Methods We collected the clinical manifestations, growth and development status, laboratory examination results, and SLC12A3 gene variations of the patients. We distinguished the wild-type and mutant SLC12A3 genes overexpressed in human embryonic kidney 293T cells (HEK293T). We used protein immunoblotting to detect the expression level of NCC, and used immunofluorescence techniques to examine the subcellular localization of NCC. In addition, we investigated the impact of the high-frequency SLC12A3 gene mutation D486N on NCC protein expression and localization.
Results In the 20 patients with Gitelman syndrome, all of them had hypokalemia.

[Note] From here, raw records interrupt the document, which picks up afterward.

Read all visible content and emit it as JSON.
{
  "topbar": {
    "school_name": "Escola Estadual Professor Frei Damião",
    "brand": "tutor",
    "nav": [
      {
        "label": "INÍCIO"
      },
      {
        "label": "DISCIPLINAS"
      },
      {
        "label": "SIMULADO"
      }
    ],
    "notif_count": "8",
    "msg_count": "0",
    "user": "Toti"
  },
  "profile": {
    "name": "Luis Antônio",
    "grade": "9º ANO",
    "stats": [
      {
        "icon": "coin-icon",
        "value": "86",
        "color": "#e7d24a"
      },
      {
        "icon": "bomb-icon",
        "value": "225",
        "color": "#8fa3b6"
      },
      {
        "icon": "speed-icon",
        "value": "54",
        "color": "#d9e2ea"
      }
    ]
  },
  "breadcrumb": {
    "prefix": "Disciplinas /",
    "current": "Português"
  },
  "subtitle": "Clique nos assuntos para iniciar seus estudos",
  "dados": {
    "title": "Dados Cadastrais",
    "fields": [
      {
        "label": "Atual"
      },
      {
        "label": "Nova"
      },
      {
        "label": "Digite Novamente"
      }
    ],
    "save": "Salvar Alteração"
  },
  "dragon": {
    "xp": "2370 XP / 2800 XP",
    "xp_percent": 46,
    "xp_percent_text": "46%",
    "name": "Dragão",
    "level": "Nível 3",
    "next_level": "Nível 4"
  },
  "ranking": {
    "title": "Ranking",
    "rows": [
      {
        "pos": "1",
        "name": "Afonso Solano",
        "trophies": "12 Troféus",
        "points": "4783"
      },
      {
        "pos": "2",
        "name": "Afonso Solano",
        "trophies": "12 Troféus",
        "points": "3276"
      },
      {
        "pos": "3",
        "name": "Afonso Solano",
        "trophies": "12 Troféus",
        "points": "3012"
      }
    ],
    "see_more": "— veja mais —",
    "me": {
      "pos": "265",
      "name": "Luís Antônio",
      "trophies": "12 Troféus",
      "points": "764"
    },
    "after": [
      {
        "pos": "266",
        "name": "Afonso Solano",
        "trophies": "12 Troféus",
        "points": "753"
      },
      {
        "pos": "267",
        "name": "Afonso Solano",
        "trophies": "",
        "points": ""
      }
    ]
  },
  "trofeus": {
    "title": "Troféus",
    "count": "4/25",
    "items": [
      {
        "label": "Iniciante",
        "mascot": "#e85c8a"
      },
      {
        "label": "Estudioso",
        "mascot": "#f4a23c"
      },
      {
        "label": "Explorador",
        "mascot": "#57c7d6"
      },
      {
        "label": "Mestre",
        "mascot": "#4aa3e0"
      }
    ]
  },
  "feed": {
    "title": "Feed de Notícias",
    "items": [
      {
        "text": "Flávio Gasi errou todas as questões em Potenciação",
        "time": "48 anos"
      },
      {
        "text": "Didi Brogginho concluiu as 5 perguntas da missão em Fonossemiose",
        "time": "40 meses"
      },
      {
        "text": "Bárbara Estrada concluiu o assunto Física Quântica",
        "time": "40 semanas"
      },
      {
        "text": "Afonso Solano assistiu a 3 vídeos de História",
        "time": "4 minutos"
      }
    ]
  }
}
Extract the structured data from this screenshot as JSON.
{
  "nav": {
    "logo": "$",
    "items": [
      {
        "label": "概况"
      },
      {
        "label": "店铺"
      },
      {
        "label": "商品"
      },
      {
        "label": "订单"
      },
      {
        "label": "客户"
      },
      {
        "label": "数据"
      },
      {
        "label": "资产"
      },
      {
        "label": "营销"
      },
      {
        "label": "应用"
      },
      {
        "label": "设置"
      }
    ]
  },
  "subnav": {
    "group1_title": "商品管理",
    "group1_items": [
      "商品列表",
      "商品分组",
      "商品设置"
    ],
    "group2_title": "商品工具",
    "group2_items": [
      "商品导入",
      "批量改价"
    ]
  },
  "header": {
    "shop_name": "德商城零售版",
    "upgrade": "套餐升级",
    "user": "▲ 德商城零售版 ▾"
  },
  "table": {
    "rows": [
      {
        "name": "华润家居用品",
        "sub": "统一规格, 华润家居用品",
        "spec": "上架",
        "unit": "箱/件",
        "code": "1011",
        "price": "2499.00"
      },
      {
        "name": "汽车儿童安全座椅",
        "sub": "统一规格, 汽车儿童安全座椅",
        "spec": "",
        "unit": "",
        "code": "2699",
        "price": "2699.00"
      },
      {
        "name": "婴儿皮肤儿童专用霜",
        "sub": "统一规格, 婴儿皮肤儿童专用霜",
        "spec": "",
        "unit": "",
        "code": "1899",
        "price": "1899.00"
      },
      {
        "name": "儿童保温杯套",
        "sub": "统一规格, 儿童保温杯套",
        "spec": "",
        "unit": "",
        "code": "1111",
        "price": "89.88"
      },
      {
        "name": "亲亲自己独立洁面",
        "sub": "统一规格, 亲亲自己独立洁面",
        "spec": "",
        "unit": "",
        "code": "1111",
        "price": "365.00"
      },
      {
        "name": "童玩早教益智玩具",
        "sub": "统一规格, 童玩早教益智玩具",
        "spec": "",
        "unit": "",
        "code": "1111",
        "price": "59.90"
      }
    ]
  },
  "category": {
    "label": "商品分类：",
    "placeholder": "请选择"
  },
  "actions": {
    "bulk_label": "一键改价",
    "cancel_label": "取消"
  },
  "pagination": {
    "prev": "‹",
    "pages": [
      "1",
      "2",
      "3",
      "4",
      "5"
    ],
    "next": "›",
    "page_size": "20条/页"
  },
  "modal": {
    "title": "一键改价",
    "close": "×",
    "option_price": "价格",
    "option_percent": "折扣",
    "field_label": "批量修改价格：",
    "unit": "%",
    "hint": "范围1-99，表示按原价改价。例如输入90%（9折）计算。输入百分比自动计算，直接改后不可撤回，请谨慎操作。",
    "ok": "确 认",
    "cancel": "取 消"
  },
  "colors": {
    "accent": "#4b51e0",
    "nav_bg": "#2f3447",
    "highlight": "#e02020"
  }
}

We indemnified twenty-six SLC12A3 gene mutations, 13 of which are missense mutation, 1 of which synonymous mutation, 1 nonsense mutation, 4 frameshift mutation, and 7 splicing site mutation. Among them, four mutations (p.T235K, c.1096-1G > A, p.A464A, and c.2660+1_2660+2insT) were novel mutations.
Conclusions We found the preliminary evidence that the high-frequency mutation D486N in the Chinese population affected the expression of total and membrane-bound NCC protein and influenced the membrane localization of NCC protein. The findings of this study provides experimental evidence for genetic counseling, diagnosis, and treatment of Gitelman syndrome.